The idea is simple: these are dumb displays, controlled by the Assistant at its core, which simply display information beamed to them with Google actions. I so desperately want these, but it appears they're only early prototypes designed to spark a conversation until they're productized later.

This is one of the more inspiring smart home plays I've seen because it removes the 'computer' element from the equation. Somehow, an ink-based display feels less like you're dealing with a computer and more like a static device, which may appeal to a wider audience as well.

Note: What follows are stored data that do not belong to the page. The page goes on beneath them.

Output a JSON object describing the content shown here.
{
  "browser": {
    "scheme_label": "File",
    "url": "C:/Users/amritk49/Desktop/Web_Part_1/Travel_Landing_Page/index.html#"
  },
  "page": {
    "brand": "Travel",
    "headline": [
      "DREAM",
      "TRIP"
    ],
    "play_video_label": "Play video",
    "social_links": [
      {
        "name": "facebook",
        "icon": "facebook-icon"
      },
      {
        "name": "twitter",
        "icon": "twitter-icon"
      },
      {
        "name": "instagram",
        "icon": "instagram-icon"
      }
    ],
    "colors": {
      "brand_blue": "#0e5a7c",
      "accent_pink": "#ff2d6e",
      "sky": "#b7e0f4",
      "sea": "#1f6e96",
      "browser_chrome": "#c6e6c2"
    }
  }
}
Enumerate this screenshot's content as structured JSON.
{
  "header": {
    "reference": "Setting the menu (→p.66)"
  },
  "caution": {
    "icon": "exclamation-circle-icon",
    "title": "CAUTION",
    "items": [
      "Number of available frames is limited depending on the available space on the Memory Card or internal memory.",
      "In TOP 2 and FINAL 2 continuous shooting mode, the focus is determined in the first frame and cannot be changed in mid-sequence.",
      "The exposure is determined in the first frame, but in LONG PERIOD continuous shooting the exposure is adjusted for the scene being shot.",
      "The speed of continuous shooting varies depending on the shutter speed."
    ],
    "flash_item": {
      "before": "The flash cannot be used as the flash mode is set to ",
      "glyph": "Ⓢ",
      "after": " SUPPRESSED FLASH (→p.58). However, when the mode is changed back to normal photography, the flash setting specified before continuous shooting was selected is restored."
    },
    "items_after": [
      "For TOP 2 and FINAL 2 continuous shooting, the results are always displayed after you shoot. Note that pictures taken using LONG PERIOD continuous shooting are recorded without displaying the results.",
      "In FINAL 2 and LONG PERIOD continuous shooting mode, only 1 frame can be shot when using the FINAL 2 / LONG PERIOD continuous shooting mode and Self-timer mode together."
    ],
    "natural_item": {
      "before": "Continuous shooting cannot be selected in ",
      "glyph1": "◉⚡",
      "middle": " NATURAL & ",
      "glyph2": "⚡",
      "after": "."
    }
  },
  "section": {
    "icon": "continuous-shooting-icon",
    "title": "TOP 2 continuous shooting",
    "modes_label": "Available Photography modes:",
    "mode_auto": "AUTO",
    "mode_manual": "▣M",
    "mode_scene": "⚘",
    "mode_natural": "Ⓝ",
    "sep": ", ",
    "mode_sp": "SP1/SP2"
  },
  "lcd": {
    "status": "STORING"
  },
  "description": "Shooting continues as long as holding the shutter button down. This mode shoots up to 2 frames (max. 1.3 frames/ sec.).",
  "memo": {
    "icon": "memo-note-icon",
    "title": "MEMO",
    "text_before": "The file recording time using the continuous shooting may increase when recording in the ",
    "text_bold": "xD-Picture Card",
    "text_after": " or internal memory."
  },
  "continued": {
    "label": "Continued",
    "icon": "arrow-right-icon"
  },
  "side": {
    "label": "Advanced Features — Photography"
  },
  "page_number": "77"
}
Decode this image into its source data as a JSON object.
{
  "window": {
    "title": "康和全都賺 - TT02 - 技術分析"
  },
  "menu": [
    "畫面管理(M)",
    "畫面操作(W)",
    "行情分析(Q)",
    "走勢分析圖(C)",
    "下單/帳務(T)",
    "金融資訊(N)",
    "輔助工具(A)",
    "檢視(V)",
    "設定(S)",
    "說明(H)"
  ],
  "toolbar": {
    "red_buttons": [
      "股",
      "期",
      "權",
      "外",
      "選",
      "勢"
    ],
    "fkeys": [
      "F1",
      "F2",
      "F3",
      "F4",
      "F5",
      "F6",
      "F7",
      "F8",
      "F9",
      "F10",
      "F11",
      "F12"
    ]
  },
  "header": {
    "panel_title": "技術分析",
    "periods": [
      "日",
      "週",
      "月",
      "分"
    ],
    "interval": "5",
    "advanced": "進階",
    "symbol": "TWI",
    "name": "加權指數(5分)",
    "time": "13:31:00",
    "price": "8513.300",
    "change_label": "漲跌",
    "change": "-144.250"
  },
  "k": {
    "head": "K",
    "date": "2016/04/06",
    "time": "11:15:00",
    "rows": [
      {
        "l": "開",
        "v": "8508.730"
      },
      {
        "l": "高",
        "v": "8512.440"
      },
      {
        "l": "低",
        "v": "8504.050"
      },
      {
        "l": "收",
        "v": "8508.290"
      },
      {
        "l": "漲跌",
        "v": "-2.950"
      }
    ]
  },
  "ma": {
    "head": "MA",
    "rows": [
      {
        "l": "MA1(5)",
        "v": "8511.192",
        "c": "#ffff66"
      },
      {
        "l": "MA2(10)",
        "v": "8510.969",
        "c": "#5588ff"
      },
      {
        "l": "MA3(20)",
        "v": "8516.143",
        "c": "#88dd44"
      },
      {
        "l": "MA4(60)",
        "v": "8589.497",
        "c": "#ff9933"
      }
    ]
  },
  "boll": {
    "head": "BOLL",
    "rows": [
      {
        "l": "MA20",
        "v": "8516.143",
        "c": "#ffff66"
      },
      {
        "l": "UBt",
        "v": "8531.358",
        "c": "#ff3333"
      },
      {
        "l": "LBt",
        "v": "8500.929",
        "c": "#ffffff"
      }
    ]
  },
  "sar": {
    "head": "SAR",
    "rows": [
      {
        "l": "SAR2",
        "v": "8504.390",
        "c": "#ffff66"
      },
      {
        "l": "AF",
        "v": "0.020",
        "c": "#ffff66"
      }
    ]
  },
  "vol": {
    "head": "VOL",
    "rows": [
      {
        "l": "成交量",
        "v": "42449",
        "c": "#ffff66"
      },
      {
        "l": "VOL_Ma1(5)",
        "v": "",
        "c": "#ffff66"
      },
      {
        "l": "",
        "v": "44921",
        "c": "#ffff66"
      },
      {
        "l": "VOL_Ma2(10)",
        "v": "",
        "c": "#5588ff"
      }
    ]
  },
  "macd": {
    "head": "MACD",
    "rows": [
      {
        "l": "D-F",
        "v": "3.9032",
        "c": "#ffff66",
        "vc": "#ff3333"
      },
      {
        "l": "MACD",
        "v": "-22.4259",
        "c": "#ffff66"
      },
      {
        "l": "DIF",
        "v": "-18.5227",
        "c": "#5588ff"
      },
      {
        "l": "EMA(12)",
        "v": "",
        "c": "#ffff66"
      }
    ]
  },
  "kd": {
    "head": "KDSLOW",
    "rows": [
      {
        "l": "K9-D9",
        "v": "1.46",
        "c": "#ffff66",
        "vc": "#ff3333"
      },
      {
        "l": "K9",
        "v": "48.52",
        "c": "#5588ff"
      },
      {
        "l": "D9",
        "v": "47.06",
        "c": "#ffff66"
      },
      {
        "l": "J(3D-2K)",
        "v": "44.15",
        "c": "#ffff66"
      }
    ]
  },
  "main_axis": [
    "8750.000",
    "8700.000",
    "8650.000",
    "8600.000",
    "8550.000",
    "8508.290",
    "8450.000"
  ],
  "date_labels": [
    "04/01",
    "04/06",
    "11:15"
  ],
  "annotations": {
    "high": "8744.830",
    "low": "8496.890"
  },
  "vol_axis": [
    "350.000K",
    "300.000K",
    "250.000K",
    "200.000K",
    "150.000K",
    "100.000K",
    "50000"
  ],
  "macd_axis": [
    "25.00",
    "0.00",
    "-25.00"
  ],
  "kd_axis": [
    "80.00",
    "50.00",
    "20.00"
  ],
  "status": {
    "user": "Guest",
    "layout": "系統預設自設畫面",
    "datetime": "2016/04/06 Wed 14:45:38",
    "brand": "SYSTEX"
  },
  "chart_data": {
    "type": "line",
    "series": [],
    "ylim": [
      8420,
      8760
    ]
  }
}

We'll hear more about these ambitions, which are fairly vague, at the company's developer conference later this year, but it shows decent promise. On top of this, Google announced all sorts of weird including:

WIRED has a few more details)Google Maps getting Assistant commands and Assistant getting boarding passes

Phew, that probably wasn't even all of it, but it's clear that Google is all-out focused on making Assistant compelling for every use case it can think up, while the craze is ultra-hot, and it's moving quick.

Tab Dump

Mark Zuckerberg's 2019 challenge: hold public discussions about technology's role in society
I really am not excited about this at all, but it'll be interesting to see how these pan out, particularly given Facebook isn't on the 'good' side of the public opinion court right now.

Samsung misses on earnings as the slowdown continues
A double-whammy for Samsung which both makes smartphones and the chips that go inside them: it missed on earnings massively, citing slumping sales across the board from smartphones, servers and PCs (Warning: the link above has autoplay video, ugh).